En este caso se abrirían dos escenarios hipotéticos.

¿El más pesimista?Que sea necesaria una nueva vacuna. Desarrollarla tomaría menos tiempo que cuando se creó una desde cero al comienzo de la pandemia, pero implicaría algunos meses.

Un escenario más optimista es que, aunque nuestros cuerpos vacunados no reconozcan igual de bien al virus por sus distintas mutaciones, este sea más leve y no tenga consecuencias graves.

“Si la vacuna no protegiera contra la nueva variante, pero esta no causara una mayor gravedad, realmente no sería tan importante que las vacunas funcionaran peor”, explica Tang.

3. ¿Se volverá lavariante dominante?

Todas las variantes compiten por ser dominantes. Es el comportamiento natural de los virus.

Y para dominar, los expertos coinciden en que el virus debe ser muy efectivo al transmitirse. “Pero aún no estamos seguros si será así o no”, aclara Tang.

Es por ello que los expertos subrayan que las dos semanas que siguen seráncruciales para saber qué rumbo podría tomar esta nueva variante.

Hasta el momento, las dos variantes que han sido más eficientes en esta carrera han sido alpha y delta.

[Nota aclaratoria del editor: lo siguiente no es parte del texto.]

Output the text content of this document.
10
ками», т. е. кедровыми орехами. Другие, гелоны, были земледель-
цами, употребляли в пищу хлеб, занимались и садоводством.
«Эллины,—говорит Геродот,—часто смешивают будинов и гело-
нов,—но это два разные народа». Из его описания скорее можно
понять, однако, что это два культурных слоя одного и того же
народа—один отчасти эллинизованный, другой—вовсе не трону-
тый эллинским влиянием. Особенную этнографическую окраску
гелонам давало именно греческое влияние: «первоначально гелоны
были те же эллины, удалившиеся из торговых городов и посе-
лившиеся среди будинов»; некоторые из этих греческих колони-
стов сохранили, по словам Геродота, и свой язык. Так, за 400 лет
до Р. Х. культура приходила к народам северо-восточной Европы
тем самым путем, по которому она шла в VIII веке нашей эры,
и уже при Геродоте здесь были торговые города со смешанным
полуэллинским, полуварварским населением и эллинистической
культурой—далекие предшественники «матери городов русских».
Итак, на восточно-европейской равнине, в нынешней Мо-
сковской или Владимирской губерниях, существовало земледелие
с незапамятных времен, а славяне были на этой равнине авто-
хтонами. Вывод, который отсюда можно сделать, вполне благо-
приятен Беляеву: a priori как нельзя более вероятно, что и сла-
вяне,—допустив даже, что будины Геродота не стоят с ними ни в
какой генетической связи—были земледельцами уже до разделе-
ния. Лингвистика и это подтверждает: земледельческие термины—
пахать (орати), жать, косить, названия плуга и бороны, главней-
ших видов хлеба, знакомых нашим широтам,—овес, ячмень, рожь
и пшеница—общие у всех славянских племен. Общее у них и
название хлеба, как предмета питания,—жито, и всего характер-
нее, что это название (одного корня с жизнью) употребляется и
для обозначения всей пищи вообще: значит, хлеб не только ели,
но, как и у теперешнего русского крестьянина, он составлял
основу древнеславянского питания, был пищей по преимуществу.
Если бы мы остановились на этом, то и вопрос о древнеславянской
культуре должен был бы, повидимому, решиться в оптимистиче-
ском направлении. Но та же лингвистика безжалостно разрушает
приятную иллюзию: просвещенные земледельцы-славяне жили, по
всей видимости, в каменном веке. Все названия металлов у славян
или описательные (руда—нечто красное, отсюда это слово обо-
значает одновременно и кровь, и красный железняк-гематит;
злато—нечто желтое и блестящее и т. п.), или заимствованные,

Si ómicron terminará por dominar el panorama o no, habrá que esperar para verlo. Como también para saber si será o no más leve.

Pasajeros con y sin mascarilla en el metro de Londres.

Getty Images
Las variantes compiten de forma natural por convertirse en dominantes.

Bautista advierte que si es más transmisible y no menos leve que las anteriores, al contagiar a muchas más personas el porcentaje de fallecidos o ingresados podría ser mayor.

Tang insiste en que si es más infeccioso pero menos peligroso, podría ser hasta una buena noticia: que el virus finalmente esté convirtiéndose en uno de los coronavirus comunes, como el de la gripe o el resfriado, que nos afectan cada temporada.

Se trata de un escenario que los científicos han barajado desde el comienzo de la pandemia.

Sea como fuere, Bautista concluye que “la principal advertencia que nos deja esta situación es que hay que vacunar lo más posible, mantener el uso de las mascarillas, la distancia y la ventilación”.

“Mientras no sepamos en qué se va a convertir el patógeno, hay que impedir que circule libremente”.